I look down into her eyes and see something there. The same fire that burns in my own. She has the skill. If she were to be trained like me... I look at the man in white, my master to be, and ask if I might take this child.
He raises an eyebrow and asks, “Why?”
“Because she is an orphan due to your advances and you owe her that much.”
He sighs and agrees, “But if she causes any trouble, she will die like her kin, and I am notorious for painful deaths...”
I look into her eyes. “Do you understand, child? If you do anything against my or the white one’s orders, you will be killed. Do you still wish to accompany me?”
She shudders only once and nods. “I will come with you. You made me feel better and no one likes me here.”
I wrap an arm around her shoulders and nod. “Shall we bring anything, white one?”
His wrinkles his nose at the name I call him. “You will call me Master from now on, understood?”
I am tempted to cry out, Make me! but think better of it in time. He really could make me in the state I am in, I hardly think I could withstand even the slightest manipulation. So I grit my teeth and remembering the child say again, “Shall we bring anything, Master?” The word is distasteful on my lips and it comes out more as a snarl than a word.

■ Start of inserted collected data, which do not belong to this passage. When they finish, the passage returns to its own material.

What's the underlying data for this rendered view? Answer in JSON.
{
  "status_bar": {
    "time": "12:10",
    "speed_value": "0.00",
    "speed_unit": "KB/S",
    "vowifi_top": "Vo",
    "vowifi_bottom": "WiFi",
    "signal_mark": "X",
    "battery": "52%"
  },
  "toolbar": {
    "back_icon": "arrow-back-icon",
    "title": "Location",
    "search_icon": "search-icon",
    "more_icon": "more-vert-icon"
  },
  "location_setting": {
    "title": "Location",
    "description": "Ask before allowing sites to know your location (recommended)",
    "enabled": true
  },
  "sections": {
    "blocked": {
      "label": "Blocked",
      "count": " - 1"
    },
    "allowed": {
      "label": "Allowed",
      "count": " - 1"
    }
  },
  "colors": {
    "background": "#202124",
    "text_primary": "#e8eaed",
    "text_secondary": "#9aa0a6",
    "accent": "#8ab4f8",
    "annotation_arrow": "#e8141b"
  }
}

He laughs at this display and replies, “You will find that you will lack nothing while in my service, maiden. We are well... supplied. Come as you are.”
I take the child’s hand, “Are you ready, child?”
“Then it is time to go.” I begin to walk up the hill, resenting each step for it brings me closer to this man and his hoard of victims. He is smiling at me, victorious in his quest. I snarl back, my eyes never leaving his. All too soon we reach the top of the hill and I stand face to face with the monster, his dark eyes boring into mine, our minds intertwining, testing, searching. At last he lets out a sharp command and the hoard rises from its knees. He snaps his fingers and a carriage is brought forth.
“Get in.” He snaps, knowing I will not obey a simple request.
I glare at him but do as he says, guiding the child into the luxurious interior before climbing in myself. As he is about to climb in, I look once more on my homeland. Its peaceful vales and forests, its fragile beauty, its purity and peace. I fear I will never see it again. With a bark to the horses, which of course are white, he closes the door and we are swept away with his victims, pawns in fate’s great game.